After having been videotaped kicking and stomping a prone man offering no resistance—whose only crime was claiming to be from Mexico—Seattle’s black-shirted “Anti-Crime Team” seems to have learned little from the episode. Rather than learn to control their racial profiling impulses, they merely retrench and nurse grievances, ready to erupt at any time. It’s the same story; they have this need to “prove” that their victims (even the completely innocent ones) really are the “bad” guys. So what do they do? They hide in the bushes, scope out the scene, select a suitable target, and “investigate.”
Recently I spent a morning doing some work in the UW library, after which I bought a cup of coffee and a magazine at a newsstand and proceeded to walk to a bus stop. While I was walking down University Way, a couple of black-shirts appeared out of nowhere, probably hiding out somewhere until they spotted a suitable “suspect”—like a “Mexican.” They were riding their bicycles very slowly and gave me “the eye” with “knowing” smirks. I am quite familiar with the “look.” Police always claim to be ‘innocent,” but they are not; they attempt to initiate confrontations with people who have otherwise done nothing wrong because they operate stereotypical assumptions rather than facts. Initiating confrontations is the usual method police use when they want to harass someone who isn’t driving a car, when they can usually concoct some rationale like “You didn’t turn on your turn signal quick enough.” Police are not permitted to demand ID for no reason, and they need to be more “creative” with someone is just walking down a sidewalk. They can’t help themselves; they congenitally make too many assumptions based on their prejudices and ignorance. Their “training” clearly involves racial profiling, because they seem incapable of distinguishing the few criminals from the law-abiding if they are the wrong color or “ethnicity.” Apparently walking down the sidewalk with a laptop case slung around the shoulder, with a bag with a Harper’s Magazine in one hand and a coffee cup is obviously the latest sneaky prop for the Mexican drug running terrorist.

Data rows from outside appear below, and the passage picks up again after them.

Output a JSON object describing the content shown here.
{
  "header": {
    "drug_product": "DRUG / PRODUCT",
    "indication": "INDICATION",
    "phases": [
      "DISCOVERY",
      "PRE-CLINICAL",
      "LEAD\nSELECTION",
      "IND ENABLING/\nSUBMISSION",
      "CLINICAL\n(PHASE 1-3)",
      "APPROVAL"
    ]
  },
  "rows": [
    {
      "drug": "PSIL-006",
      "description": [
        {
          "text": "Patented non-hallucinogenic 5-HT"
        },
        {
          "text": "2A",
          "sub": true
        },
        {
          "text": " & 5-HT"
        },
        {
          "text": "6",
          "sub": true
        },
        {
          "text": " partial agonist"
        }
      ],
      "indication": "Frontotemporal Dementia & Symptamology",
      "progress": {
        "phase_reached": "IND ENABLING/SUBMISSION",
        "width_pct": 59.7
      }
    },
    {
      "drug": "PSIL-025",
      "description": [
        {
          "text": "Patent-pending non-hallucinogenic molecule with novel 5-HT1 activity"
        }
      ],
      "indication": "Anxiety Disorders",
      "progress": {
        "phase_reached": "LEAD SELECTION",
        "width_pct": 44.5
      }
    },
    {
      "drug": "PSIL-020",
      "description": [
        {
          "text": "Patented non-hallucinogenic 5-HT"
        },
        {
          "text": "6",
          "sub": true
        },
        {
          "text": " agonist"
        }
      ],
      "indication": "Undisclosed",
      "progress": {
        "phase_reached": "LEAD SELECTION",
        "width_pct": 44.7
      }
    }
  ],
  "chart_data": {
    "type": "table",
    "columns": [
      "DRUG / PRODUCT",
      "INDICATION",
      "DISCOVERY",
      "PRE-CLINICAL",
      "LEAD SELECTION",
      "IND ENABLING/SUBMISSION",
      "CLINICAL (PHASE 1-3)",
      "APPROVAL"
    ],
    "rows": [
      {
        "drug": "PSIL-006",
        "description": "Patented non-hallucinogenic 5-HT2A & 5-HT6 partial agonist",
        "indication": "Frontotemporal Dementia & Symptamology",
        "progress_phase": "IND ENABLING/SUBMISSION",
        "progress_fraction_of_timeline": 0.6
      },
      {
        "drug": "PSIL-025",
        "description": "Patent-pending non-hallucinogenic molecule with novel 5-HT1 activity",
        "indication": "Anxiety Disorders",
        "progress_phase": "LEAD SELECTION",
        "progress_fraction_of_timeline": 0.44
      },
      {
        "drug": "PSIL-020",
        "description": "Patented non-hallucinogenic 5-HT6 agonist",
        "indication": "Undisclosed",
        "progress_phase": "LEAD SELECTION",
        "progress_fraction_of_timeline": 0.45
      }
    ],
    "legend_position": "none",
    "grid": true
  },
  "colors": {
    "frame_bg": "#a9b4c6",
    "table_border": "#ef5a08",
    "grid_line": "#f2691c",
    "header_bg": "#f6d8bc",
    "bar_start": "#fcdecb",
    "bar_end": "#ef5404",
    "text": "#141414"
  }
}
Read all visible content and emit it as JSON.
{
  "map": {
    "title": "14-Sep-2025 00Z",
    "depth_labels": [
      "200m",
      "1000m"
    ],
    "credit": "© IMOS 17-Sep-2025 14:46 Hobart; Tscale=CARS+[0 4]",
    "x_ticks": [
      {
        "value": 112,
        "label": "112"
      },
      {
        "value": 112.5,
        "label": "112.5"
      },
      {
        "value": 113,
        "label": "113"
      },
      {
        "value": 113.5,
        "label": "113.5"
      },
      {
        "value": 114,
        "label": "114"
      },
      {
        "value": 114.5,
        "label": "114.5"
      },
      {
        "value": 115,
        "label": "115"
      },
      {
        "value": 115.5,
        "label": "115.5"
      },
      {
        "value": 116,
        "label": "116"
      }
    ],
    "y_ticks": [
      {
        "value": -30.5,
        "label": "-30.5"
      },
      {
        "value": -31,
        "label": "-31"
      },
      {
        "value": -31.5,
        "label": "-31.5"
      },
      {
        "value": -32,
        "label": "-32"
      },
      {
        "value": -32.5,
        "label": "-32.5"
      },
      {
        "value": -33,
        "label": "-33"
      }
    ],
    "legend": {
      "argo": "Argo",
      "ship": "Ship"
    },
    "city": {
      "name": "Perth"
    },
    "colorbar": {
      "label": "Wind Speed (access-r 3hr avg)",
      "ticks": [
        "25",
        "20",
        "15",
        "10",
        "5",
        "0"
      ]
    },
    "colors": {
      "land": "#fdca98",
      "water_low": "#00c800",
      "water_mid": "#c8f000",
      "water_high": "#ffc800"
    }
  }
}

After the black-shirts drove by me, I caught-up to them at the next street corner. The black-shirt in front took to staring at me again with that “knowing” smug look. I responded by mentioning that I had once heard a cop joke to some white gun-nut that they only picked on short people because it was “safer” (I was sitting on a bus behind a white guy and two Seattle police officers who were discussing an incident in the Metro bus tunnel whereas a teenage girl assaulted another, right in front of security guards. The man seemed concerned about his safety, but the cops assured him that he was an unlikely target because his burly size. The officers also joked how they themselves preferred to target short people, because it was “safer.” The man discussed their weaponry, impressed by the lethality of the Glock 40, and waxed gleeful on other weaponry like 9 mm pistols. I then blurted out that this is the guy people should be afraid of, a view which garnered a few murmurs of approval, which succeeded in ending the conversation between cops and paranoid gun nut). The black-shirt said nothing, but continued to stare at me, and I took to staring back at him until he finally decided to look away. I didn’t say anything else, because I didn’t want to be arrested on a “contempt of cop” charge, which the Seattle Post-Intelligencer once reported was an unusually frequent device that police use when they really want to detain someone whose only crime is that he is a “suspicious” character, a judgment based solely on an officer’s prejudices.
Seattle’s black-shirts were also implicated in the near-fatal beating of a homeless man in 2003, and they have become notorious as the frequent subject of many police abuse complaints; who knows what other crimes they have committed when no one was looking. Crime is a fact of life, but why does ACT always seem to spend most of its time harassing innocent people?